Ему всю ночь вспоминался товарищ детства Володя Гладецкий, ушедший добровольцем на Гражданскую войну…
Гладецкий при царизме был исключен из последнего класса гимназии, потом был выслан, потом возвращен на родину. Когда началась война 1914 года, он был взят в армию и к концу 1915 года, после ранения, вернулся домой… И всегда его большевистская душа была сильней его житейских привязанностей, и так случалось, что все суровое, кровавое в жизни страны и народа становилось его жизнью и судьбой…

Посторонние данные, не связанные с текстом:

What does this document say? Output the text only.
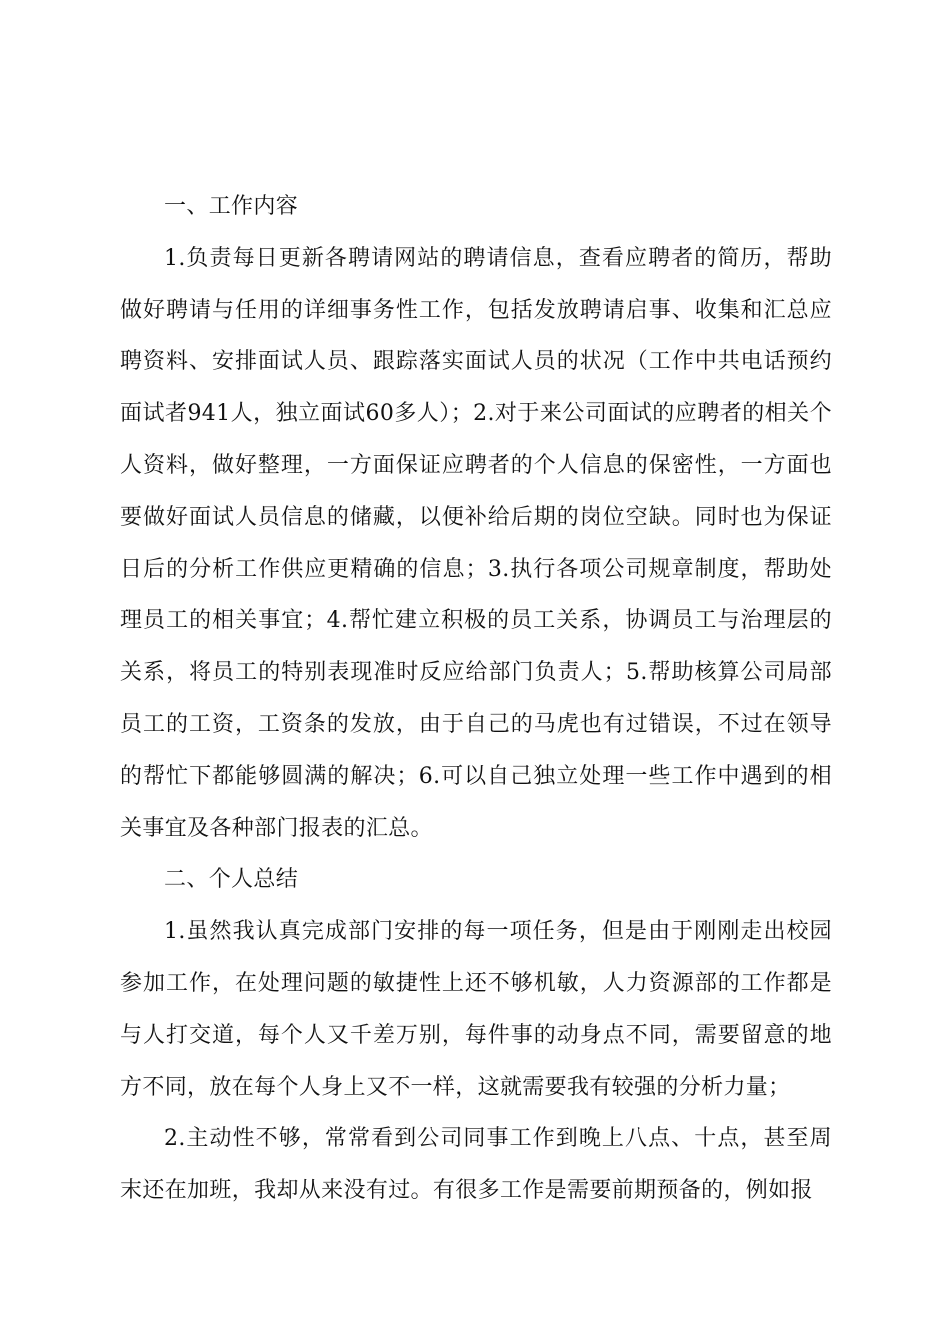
一、工作内容

1.负责每日更新各聘请网站的聘请信息，查看应聘者的简历，帮助做好聘请与任用的详细事务性工作，包括发放聘请启事、收集和汇总应聘资料、安排面试人员、跟踪落实面试人员的状况（工作中共电话预约面试者941人，独立面试60多人）；2.对于来公司面试的应聘者的相关个人资料，做好整理，一方面保证应聘者的个人信息的保密性，一方面也要做好面试人员信息的储藏，以便补给后期的岗位空缺。同时也为保证日后的分析工作供应更精确的信息；3.执行各项公司规章制度，帮助处理员工的相关事宜；4.帮忙建立积极的员工关系，协调员工与治理层的关系，将员工的特别表现准时反应给部门负责人；5.帮助核算公司局部员工的工资，工资条的发放，由于自己的马虎也有过错误，不过在领导的帮忙下都能够圆满的解决；6.可以自己独立处理一些工作中遇到的相关事宜及各种部门报表的汇总。

二、个人总结

1.虽然我认真完成部门安排的每一项任务，但是由于刚刚走出校园参加工作，在处理问题的敏捷性上还不够机敏，人力资源部的工作都是与人打交道，每个人又千差万别，每件事的动身点不同，需要留意的地方不同，放在每个人身上又不一样，这就需要我有较强的分析力量；

2.主动性不够，常常看到公司同事工作到晚上八点、十点，甚至周末还在加班，我却从来没有过。有很多工作是需要前期预备的，例如报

А Николай Викторович не участвовал в большевистском подполье, не подвергался преследованию со стороны полиции, не вел в атаку батальон на колчаковском фронте, не был в 1921 году, как
Гладецкий, опродкомгубом, не громил с окровавленной душой, стиснув зубы, своих друзей юности, левых и правых оппозиционеров, не проводил бессонных ночей на великой уральской стройке, не мчался с докладом в ночной, залитый белым электричеством кремлевский кабинет…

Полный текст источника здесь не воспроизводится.